Beide Interfaces müssen ein gemeinsames Interface erweitern und dieses basisInterface muss als Implementierung aus dem Adapter geschmissen werden.

Die wichtigen Klassen sind alle im Package jaxb definiert.

Und entsprechend in Adapter ist der Adapter.


```
interface IPerson extends IJaxbDelegate
interface IAddress extends IJaxbDelegate

JaxbDelegateImpl implements IJaxbDelegate
PersonImpl extends JaxbDelegateImpl implements IPerson
AddressImpl extends JaxbDelegateImpl implements IAddress

IPersonData extends IPerson, IAddress
PersonDataextends JaxbDelegateImpl implements IPersonData

XmlAdapter von IPersonData nach JaxbDelegateImpl
```

Da alles von JaxbDelegateImpl abgeleitet ist, kannst du es als Supertype aus dem Adapter rauswerfen und halt die passende Implementierung auswählen (je nach Bedingung PersonImpl oder AddressImpl - welche die Daten persistieren).

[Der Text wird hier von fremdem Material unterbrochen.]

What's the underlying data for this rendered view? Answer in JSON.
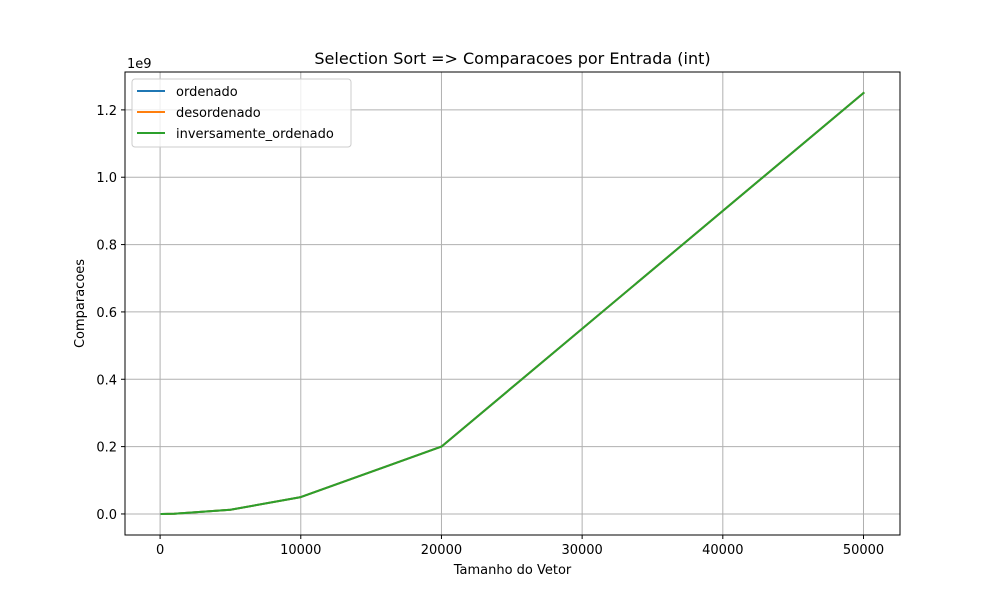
{
  "chart_data": {
    "type": "line",
    "title": "Selection Sort => Comparacoes por Entrada (int)",
    "xlabel": "Tamanho do Vetor",
    "ylabel": "Comparacoes",
    "y_offset_label": "1e9",
    "y_scale_factor": 1000000000,
    "x": [
      100,
      1000,
      5000,
      10000,
      20000,
      50000
    ],
    "xlim": [
      -2495,
      52595
    ],
    "ylim": [
      -0.0625,
      1.3125
    ],
    "x_ticks": [
      0,
      10000,
      20000,
      30000,
      40000,
      50000
    ],
    "x_tick_labels": [
      "0",
      "10000",
      "20000",
      "30000",
      "40000",
      "50000"
    ],
    "y_ticks": [
      0.0,
      0.2,
      0.4,
      0.6,
      0.8,
      1.0,
      1.2
    ],
    "y_tick_labels": [
      "0.0",
      "0.2",
      "0.4",
      "0.6",
      "0.8",
      "1.0",
      "1.2"
    ],
    "grid": true,
    "legend_position": "upper-left",
    "series": [
      {
        "name": "ordenado",
        "color": "#1f77b4",
        "values": [
          4.95e-06,
          0.0004995,
          0.0124975,
          0.049995,
          0.19999,
          1.249975
        ]
      },
      {
        "name": "desordenado",
        "color": "#ff7f0e",
        "values": [
          4.95e-06,
          0.0004995,
          0.0124975,
          0.049995,
          0.19999,
          1.249975
        ]
      },
      {
        "name": "inversamente_ordenado",
        "color": "#2ca02c",
        "values": [
          4.95e-06,
          0.0004995,
          0.0124975,
          0.049995,
          0.19999,
          1.249975
        ]
      }
    ]
  }
}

Die eigentliche Bedingung was geschrieben wird muss in die 2 Methoden des Adapters.


----------



## Andreas29 (2. Dez 2009)

Hi,

das klingt alles gut und sinnvoll und funktioniert auch (wie das Beispiel, das du gepostet hast demonstriert), nur leider ist es nicht das, was ich brauche. Ich habe kein AddressImpl und kein PersonImpl. Ich habe nur ein PersonDataImpl und die beiden Interfaces IAddress und IPerson. Und auf den beiden Interfaces möchte ich das mapping für JAXB unterbringen. Und um das ganze noch ein wenig schwerer zu machen: Sowohl IPerson als auch IAddress haben beide eine Methode getId(), die im Falle von IPerson als <id>1234</id> und im Falle von IAddress als <identifier>1234</identifier> geschrieben werden soll...

Grüße,
Andreas


----------



## Noctarius (2. Dez 2009)

Entweder machst du die 2 Implementierungen einfach oder du nimmst die Lösung die mir heute Nacht eingefallen ist.
Ich habe im Anhang das alte projekt überarbeitet und eine Reihe an "Conditional"-Classes eingefügt welche als Dreh und Angelpunkt den Adapter nutzt.


```
public class JaxbConditionalPersonDataAdapter extends XmlAdapter<ConditionalPersonData, IConditionalPersonData> {

	@Override
	public ConditionalPersonData marshal(IConditionalPersonData arg) throws Exception {
		if (arg.getCity() != null) {
			ConditionalPersonData impl = new ConditionalPersonData();
			
			impl.setId(arg.getId());
			impl.setStreet(arg.getStreet());
			impl.setNumber(arg.getNumber());
			impl.setZipCode(arg.getZipCode());
			impl.setCity(arg.getCity());
			
			return impl;
		} else {
			ConditionalPersonData impl = new ConditionalPersonData();
			
			impl.setId(arg.getId());
			impl.setName(arg.getName());
			impl.setSurname(arg.getSurname());
			impl.setBirthday(arg.getBirthday());
			
			return impl;
		}
	}

	@Override
	public IConditionalPersonData unmarshal(ConditionalPersonData arg) throws Exception {		
		return arg;
	}

}
```

Der komplette Source ist wieder im Anhang zu finden.


----------



## Andreas29 (2. Dez 2009)

Hi,

ich werde wohl die zwei Implementierungen machen. Dürfte wohl das einfachste vorgehen sein.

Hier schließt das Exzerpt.